We did the Revolution in reverse this summer - the first trip took us to Yorktown in southeastern Virginia, and our last foray brought us through Lexington and Concord. It was a driving summer, hundreds and hundreds of miles and dozens of hours spent on Interstate-95 and its tributaries up and down the east coast. Those memories are a wicked blur: big box stores, rest-stops, exit signs, tunnel entrances and bridge abutments. From south of Richmond to north of Boston, the Eisenhower Highways were thick with semi-trucks, road debris, and buses. A nasty business that gets the job done. But a thin memory.
The names were better.
All were either Indian or Anglo, English or Native American. Towns and places named for royalty or titled Englishmen: Yorktown, Mount Vernon, Jamestown, Georgetown, Lake George, Gloucester, Cape Ann, Essex, Williamsburg. The simple English-language place names: Brant Lake, Eastham, Provincetown, Beach Haven, Rockport, Cape Cod. And the indigenous names: Annisquam, Saratoga, Mashpee, Barnegat, Sacandaga, Adirondack, Nauset.

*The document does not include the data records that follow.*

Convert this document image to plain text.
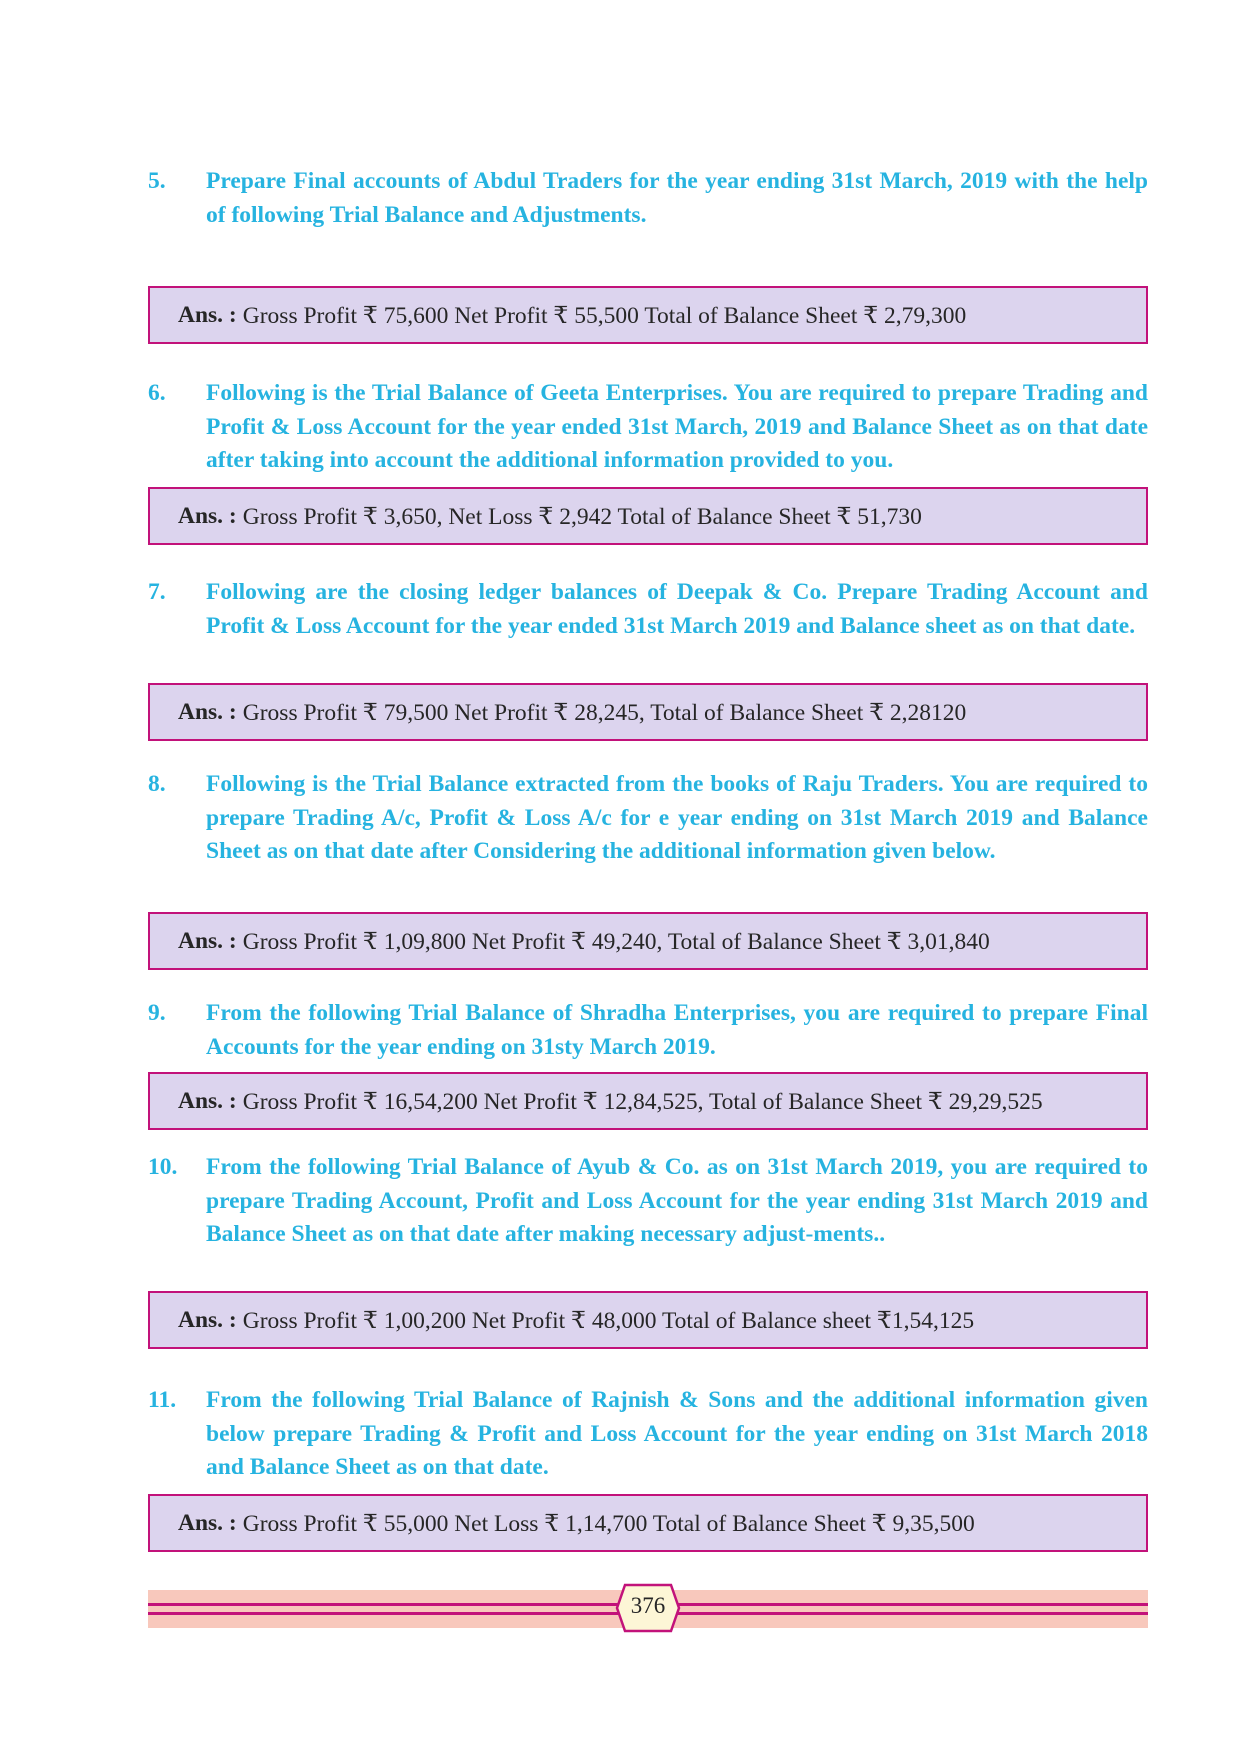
5.	Prepare Final accounts of Abdul Traders for the year ending 31st March, 2019 with the help of following Trial Balance and Adjustments.
Ans. : Gross Profit ₹ 75,600 Net Profit ₹ 55,500 Total of Balance Sheet ₹ 2,79,300
6.	Following is the Trial Balance of Geeta Enterprises. You are required to prepare Trading and Profit & Loss Account for the year ended 31st March, 2019 and Balance Sheet as on that date after taking into account the additional information provided to you.
Ans. : Gross Profit ₹ 3,650, Net Loss ₹ 2,942 Total of Balance Sheet ₹ 51,730
7.	Following are the closing ledger balances of Deepak & Co. Prepare Trading Account and Profit & Loss Account for the year ended 31st March 2019 and Balance sheet as on that date.
Ans. : Gross Profit ₹ 79,500 Net Profit ₹ 28,245, Total of Balance Sheet ₹ 2,28120
8.	Following is the Trial Balance extracted from the books of Raju Traders. You are required to prepare Trading A/c, Profit & Loss A/c for e year ending on 31st March 2019 and Balance Sheet as on that date after Considering the additional information given below.
Ans. : Gross Profit ₹ 1,09,800 Net Profit ₹ 49,240, Total of Balance Sheet ₹ 3,01,840
9.	From the following Trial Balance of Shradha Enterprises, you are required to prepare Final Accounts for the year ending on 31sty March 2019.
Ans. : Gross Profit ₹ 16,54,200 Net Profit ₹ 12,84,525, Total of Balance Sheet ₹ 29,29,525
10.	From the following Trial Balance of Ayub & Co. as on 31st March 2019, you are required to prepare Trading Account, Profit and Loss Account for the year ending 31st March 2019 and Balance Sheet as on that date after making necessary adjust-ments..
Ans. : Gross Profit ₹ 1,00,200 Net Profit ₹ 48,000 Total of Balance sheet ₹1,54,125
11.	From the following Trial Balance of Rajnish & Sons and the additional information given below prepare Trading & Profit and Loss Account for the year ending on 31st March 2018 and Balance Sheet as on that date.
Ans. : Gross Profit ₹ 55,000 Net Loss ₹ 1,14,700 Total of Balance Sheet ₹ 9,35,500
376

This is old country and we rambled about in history. This last jaunt (a free-loader's delight) was a contrast - only five days and more than 600 miles of driving cobbled to gorgeous shorter days in the deeper color contrast of late summer. The first two in a favorite spot on the Annisquam River, in an old fishing cottage on the water. Watching the tidal changes and the nautical traffic was better than anything on cable this summer - constantly changing, filled with personality. We took the boat over to the beach, hit the flea market, ate several pounds of lobster each, and worked it off in the kayaks. Cape Ann is an oft-overlooked summer destination, north of Boston and packed with history and this was our third visit with our good friends Doug and Suzanne and their kids.

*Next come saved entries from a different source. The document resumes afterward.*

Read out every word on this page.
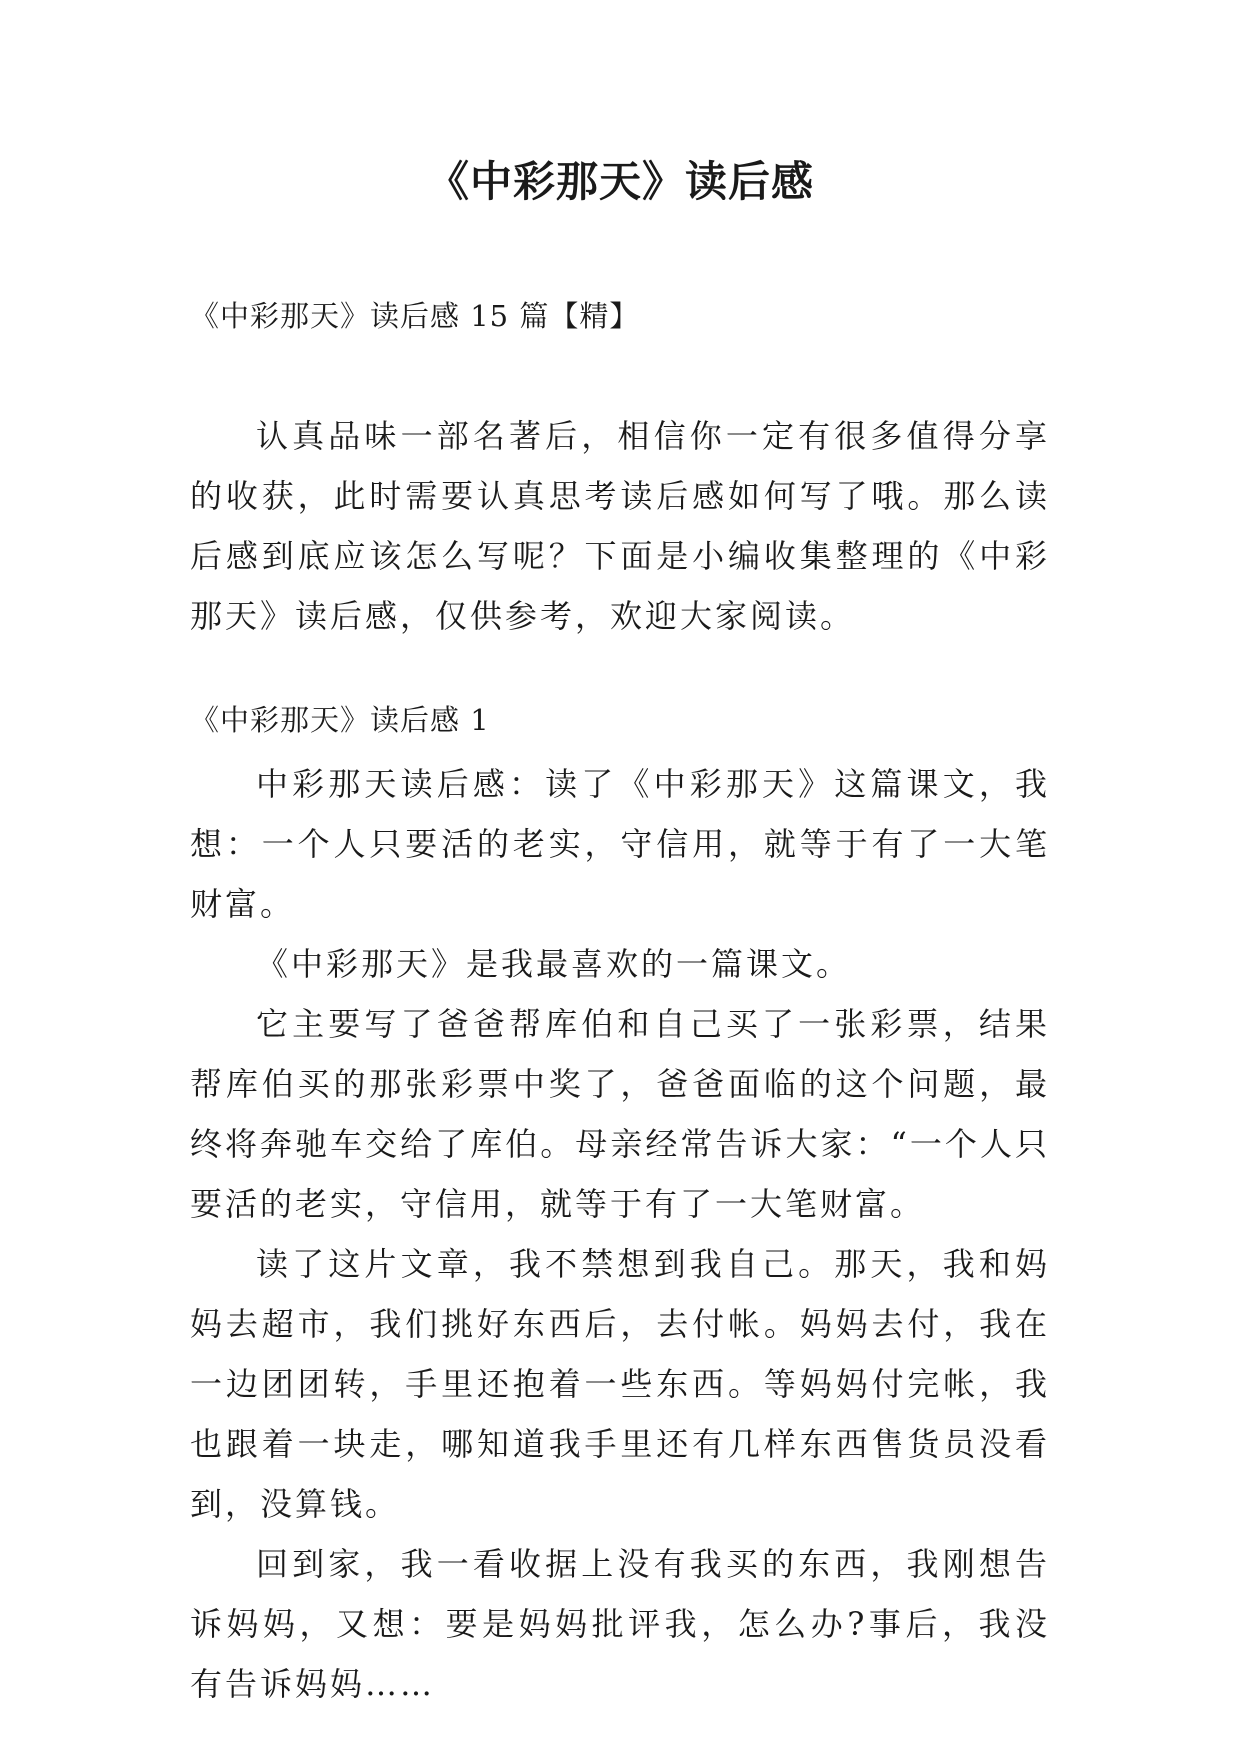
《中彩那天》读后感

《中彩那天》读后感 15 篇【精】

认真品味一部名著后，相信你一定有很多值得分享的收获，此时需要认真思考读后感如何写了哦。那么读后感到底应该怎么写呢？下面是小编收集整理的《中彩那天》读后感，仅供参考，欢迎大家阅读。

《中彩那天》读后感 1

中彩那天读后感：读了《中彩那天》这篇课文，我想：一个人只要活的老实，守信用，就等于有了一大笔财富。

《中彩那天》是我最喜欢的一篇课文。

它主要写了爸爸帮库伯和自己买了一张彩票，结果帮库伯买的那张彩票中奖了，爸爸面临的这个问题，最终将奔驰车交给了库伯。母亲经常告诉大家：“一个人只要活的老实，守信用，就等于有了一大笔财富。

读了这片文章，我不禁想到我自己。那天，我和妈妈去超市，我们挑好东西后，去付帐。妈妈去付，我在一边团团转，手里还抱着一些东西。等妈妈付完帐，我也跟着一块走，哪知道我手里还有几样东西售货员没看到，没算钱。

回到家，我一看收据上没有我买的东西，我刚想告诉妈妈，又想：要是妈妈批评我，怎么办?事后，我没有告诉妈妈……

Then a run down the coast, around Boston to the bigger Cape. First though, an hour's side trip to Concord and a brief stop at Minute Man National Historic Park, part of our history theme this summer. We raced through Concord - there goes Emerson's house, hey was that Hawthorne's place - got a few pictures by the Minute Man statue and merged back onto I-95.

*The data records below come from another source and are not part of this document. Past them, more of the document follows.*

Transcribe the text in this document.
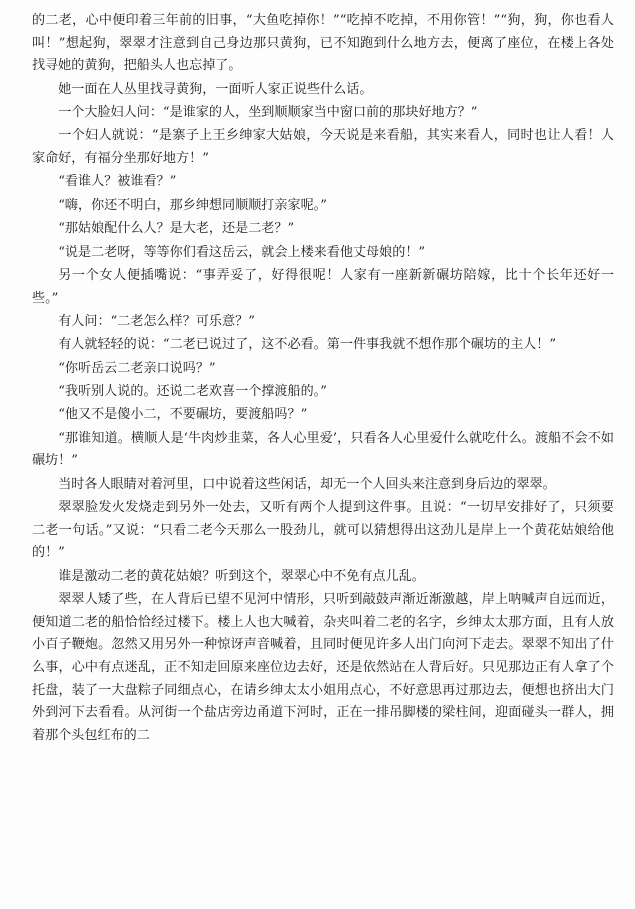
的二老，心中便印着三年前的旧事，“大鱼吃掉你！”“吃掉不吃掉，不用你管！”“狗，狗，你也看人叫！”想起狗，翠翠才注意到自己身边那只黄狗，已不知跑到什么地方去，便离了座位，在楼上各处找寻她的黄狗，把船头人也忘掉了。

她一面在人丛里找寻黄狗，一面听人家正说些什么话。

一个大脸妇人问：“是谁家的人，坐到顺顺家当中窗口前的那块好地方？”

一个妇人就说：“是寨子上王乡绅家大姑娘，今天说是来看船，其实来看人，同时也让人看！人家命好，有福分坐那好地方！”

“看谁人？被谁看？”

“嗨，你还不明白，那乡绅想同顺顺打亲家呢。”

“那姑娘配什么人？是大老，还是二老？”

“说是二老呀，等等你们看这岳云，就会上楼来看他丈母娘的！”

另一个女人便插嘴说：“事弄妥了，好得很呢！人家有一座新新碾坊陪嫁，比十个长年还好一些。”

有人问：“二老怎么样？可乐意？”

有人就轻轻的说：“二老已说过了，这不必看。第一件事我就不想作那个碾坊的主人！”

“你听岳云二老亲口说吗？”

“我听别人说的。还说二老欢喜一个撑渡船的。”

“他又不是傻小二，不要碾坊，要渡船吗？”

“那谁知道。横顺人是‘牛肉炒韭菜，各人心里爱’，只看各人心里爱什么就吃什么。渡船不会不如碾坊！”

当时各人眼睛对着河里，口中说着这些闲话，却无一个人回头来注意到身后边的翠翠。

翠翠脸发火发烧走到另外一处去，又听有两个人提到这件事。且说：“一切早安排好了，只须要二老一句话。”又说：“只看二老今天那么一股劲儿，就可以猜想得出这劲儿是岸上一个黄花姑娘给他的！”

谁是激动二老的黄花姑娘？听到这个，翠翠心中不免有点儿乱。

翠翠人矮了些，在人背后已望不见河中情形，只听到敲鼓声渐近渐激越，岸上呐喊声自远而近，便知道二老的船恰恰经过楼下。楼上人也大喊着，杂夹叫着二老的名字，乡绅太太那方面，且有人放小百子鞭炮。忽然又用另外一种惊讶声音喊着，且同时便见许多人出门向河下走去。翠翠不知出了什么事，心中有点迷乱，正不知走回原来座位边去好，还是依然站在人背后好。只见那边正有人拿了个托盘，装了一大盘粽子同细点心，在请乡绅太太小姐用点心，不好意思再过那边去，便想也挤出大门外到河下去看看。从河街一个盐店旁边甬道下河时，正在一排吊脚楼的梁柱间，迎面碰头一群人，拥着那个头包红布的二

It's a long way out on the Cape to Eastham, where we spent two great days with Steve and Carla. More lobster and two beaches - Coast Guard Beach (part of the Nauset Beach section of the incredible Cape Cod National Seashore) and First Encounter Beach on the bayside, where the native Indians first encountered the pilgrims in 1620 - followed by a long shopping stroll through Provincetown. We didn't hit every gallery, but we came close.
A huge moon near full lit the way back along the giant dunes, and the next morning we drove the great, winding arc from out on the Cape, around Block Island Sound, around Long Island Sound, and down into New York - and the end of summer.